A2 子どもの特性をよく理解し、子どもに合った方法で伝えましょう


 発達特性のある子の場合、この「伝わらない」という状況が怒りを生む大きな原因になっています。保護者は頑張って何度も何度も伝えているのに、子どもはそれを受け止めてくれない。すると「なんでわからないのよ!」という思いにかられてしまうのです。

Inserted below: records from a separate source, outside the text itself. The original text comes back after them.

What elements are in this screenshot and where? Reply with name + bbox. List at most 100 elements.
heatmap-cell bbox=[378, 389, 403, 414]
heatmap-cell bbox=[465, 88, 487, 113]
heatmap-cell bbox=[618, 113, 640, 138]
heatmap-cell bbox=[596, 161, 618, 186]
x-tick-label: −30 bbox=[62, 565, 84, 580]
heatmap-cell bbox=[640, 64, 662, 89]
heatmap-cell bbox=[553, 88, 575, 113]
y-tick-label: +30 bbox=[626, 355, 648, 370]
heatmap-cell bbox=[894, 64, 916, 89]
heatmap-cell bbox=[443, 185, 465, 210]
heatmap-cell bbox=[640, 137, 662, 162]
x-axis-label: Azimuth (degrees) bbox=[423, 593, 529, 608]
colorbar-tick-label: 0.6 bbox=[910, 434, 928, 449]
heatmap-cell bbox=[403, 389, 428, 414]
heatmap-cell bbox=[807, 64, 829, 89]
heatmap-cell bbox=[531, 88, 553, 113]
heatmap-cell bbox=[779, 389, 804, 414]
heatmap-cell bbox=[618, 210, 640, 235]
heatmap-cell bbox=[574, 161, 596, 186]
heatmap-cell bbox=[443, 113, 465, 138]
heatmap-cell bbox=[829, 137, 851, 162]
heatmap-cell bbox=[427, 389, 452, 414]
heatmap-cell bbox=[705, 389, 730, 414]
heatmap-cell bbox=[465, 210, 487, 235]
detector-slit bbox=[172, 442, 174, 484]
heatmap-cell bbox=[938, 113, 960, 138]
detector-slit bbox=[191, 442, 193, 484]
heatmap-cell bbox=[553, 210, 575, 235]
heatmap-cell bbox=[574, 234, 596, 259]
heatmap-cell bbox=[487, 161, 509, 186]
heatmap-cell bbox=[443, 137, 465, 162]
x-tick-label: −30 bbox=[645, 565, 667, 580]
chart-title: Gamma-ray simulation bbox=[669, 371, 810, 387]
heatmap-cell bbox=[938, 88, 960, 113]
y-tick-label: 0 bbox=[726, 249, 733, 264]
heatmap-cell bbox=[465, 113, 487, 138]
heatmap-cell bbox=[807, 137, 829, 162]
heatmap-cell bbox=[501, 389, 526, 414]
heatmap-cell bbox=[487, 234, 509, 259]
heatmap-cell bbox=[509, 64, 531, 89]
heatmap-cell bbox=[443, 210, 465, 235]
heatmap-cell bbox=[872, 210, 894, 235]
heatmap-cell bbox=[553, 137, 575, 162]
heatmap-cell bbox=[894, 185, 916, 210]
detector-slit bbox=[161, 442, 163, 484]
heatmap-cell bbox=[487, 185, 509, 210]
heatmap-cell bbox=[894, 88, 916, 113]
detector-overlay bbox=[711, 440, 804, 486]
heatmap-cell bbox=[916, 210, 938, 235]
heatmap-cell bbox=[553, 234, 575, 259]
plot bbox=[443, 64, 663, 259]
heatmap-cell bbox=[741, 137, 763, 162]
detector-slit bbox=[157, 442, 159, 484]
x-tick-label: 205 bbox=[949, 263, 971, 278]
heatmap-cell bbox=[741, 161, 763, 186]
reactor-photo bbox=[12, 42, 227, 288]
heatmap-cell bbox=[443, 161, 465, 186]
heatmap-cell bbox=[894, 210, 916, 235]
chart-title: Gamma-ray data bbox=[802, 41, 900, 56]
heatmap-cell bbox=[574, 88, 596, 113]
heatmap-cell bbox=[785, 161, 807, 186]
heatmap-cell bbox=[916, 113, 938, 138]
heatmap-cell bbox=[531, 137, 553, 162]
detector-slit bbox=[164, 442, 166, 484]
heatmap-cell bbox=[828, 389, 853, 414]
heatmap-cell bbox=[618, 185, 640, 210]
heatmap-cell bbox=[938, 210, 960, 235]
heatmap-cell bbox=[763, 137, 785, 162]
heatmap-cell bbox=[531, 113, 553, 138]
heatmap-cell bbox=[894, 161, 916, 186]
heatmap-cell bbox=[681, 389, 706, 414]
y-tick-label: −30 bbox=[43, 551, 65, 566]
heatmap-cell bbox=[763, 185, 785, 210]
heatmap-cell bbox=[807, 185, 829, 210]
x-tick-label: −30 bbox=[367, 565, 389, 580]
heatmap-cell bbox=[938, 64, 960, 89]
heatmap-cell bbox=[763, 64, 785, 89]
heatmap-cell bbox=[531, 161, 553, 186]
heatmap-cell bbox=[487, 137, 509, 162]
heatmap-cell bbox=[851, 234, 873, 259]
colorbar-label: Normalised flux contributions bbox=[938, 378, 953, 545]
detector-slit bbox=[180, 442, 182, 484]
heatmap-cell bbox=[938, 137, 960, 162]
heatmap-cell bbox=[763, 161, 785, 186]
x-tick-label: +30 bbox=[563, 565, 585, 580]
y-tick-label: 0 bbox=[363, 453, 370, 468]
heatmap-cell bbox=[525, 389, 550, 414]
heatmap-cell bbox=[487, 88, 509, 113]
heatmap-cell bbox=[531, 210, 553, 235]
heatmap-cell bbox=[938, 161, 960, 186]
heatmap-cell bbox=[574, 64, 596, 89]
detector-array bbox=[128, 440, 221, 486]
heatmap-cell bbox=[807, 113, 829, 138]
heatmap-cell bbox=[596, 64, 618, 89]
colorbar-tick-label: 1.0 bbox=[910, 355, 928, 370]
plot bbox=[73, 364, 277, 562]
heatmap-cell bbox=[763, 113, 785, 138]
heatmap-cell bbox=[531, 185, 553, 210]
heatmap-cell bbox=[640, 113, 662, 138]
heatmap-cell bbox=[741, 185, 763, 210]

 まず大事なことは、子どもの特性について保護者も勉強する必要がある、ということです。子どもの特性をある程度わかっていなければ、その子に理解できるような伝え方をすることはできません。反対に「この子はことばではうまく伝わらないけど、視覚を通じてならわかってくれる」と理解していれば、絵カードを使うなどしてこちらの意図を伝えることができます。

 こうした理由から、保護者にはぜひ子どもに発達検査や知能検査を受けさせてみてほしいと思います。こうした検査を敬遠する方も少なくありませんが、検査は診断名をつけるために受けるものではありません。

 その子がどんな能力に長けていて、どんなことが苦手なのかを知るためのものです。つまり、子どもを上手に育てる指針をつくるために受けるものなのです。結果が出たら、その子が興味のあること、好きなこと、得意なことなど、伸ばしていい「特性」に積極的にアプローチしていきましょう。すると、子どもの自己肯定感が上がり、保護者も子どものよい面に意識を向けられるようになります。